Once the events are within a Phantom “container” we can then begin to carry out some actions against them. In order to do this we need to configure the apps in the Phantom that we would like to use the actions from. I will explain how to achieve this in detail in a later blog, so for now let’s just dive in look at what actions we can now run against our events.
Once everything is place, events will now be sent to Phantom using the schedule chosen.
All of the events captured by the Splunk saved search are associated with DoS attacks. In this instance, we are particularly interested in the source of the “attack. This will enable us to ascertain if the attack is a false positive (i.e. the source is well known, and likely caused by streaming site traffic) or if the attack was genuine. Within the router logs, the source is always represented as an IPv4 address, So some obvious enrichment we can carry out is a WHOIS call on the address to see who it belongs to, a geolocate to find out where it is based in the world, and an IP reputation score, to ascertain if the source is likely to be malicious or not.
As mentioned before Phantom, like Splunk, capitalises on Apps, many of which ship out of the box with the Phantom virtual appliance. Amongst those are three apps of interest to us:
A Playbook is essentially a digitised version of the sequence of actions carried out by security analysis as part of an incident investigation. Sometimes referred to as “Standard Operating Procedures”, Playbooks represent a series of activities usually carried out by a human operator in the course of a security incident, such as carrying out additional checks on IP or URLs, raising tickets in an incident management system, updating block lists on firewalls. They can include actions, such as “get the geolocation of this IP”, as well as filters and decision blocks, or even call other Playbooks.

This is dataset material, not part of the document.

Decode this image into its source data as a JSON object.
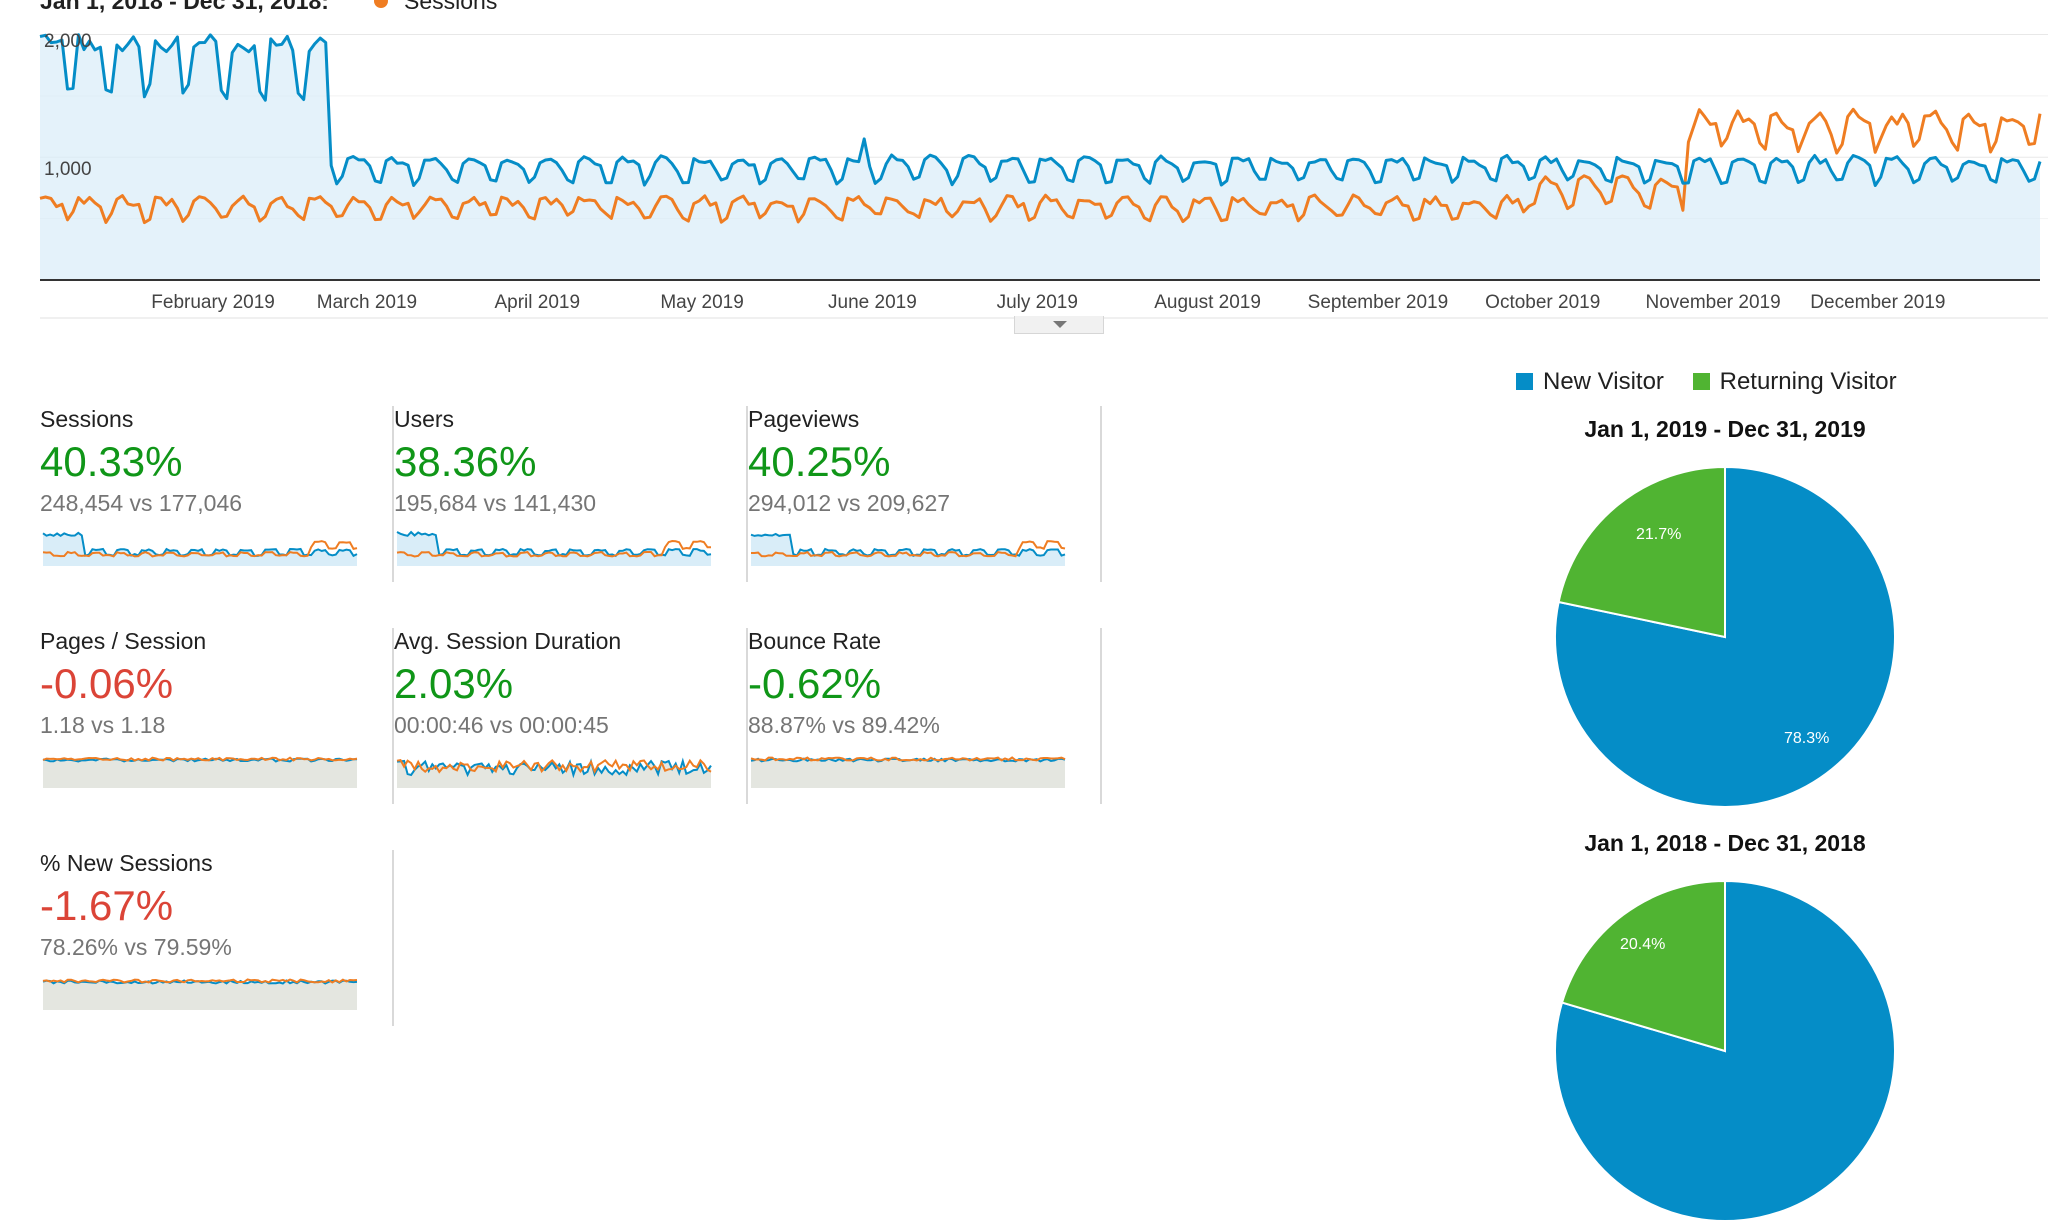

In our example here, we want to be able to enrich the source ip addresses of the detected DoS attacks, however lets add an additional set of notifying a user in Phantom whether or no the IP has tested positive as a known malicious source.
Using the graphic playbook editor, we can drop and drag the required elements into place, and configure them one by one as we place them, until eventually we have a somewhat basic, but relatively powerful playbook ready.
The last thing to do is configure our playbook to run automatically when events of this type arrive and investigate the results.
We do this by clicking Edit Playbook and selecting which containers we would like the playbook to run against, as well as making the Playbook live…
Now that we have the basics of Phantom, Playbooks and Splunk integration down, the possibilities have opened before us to automate enrichment and management of security tasks.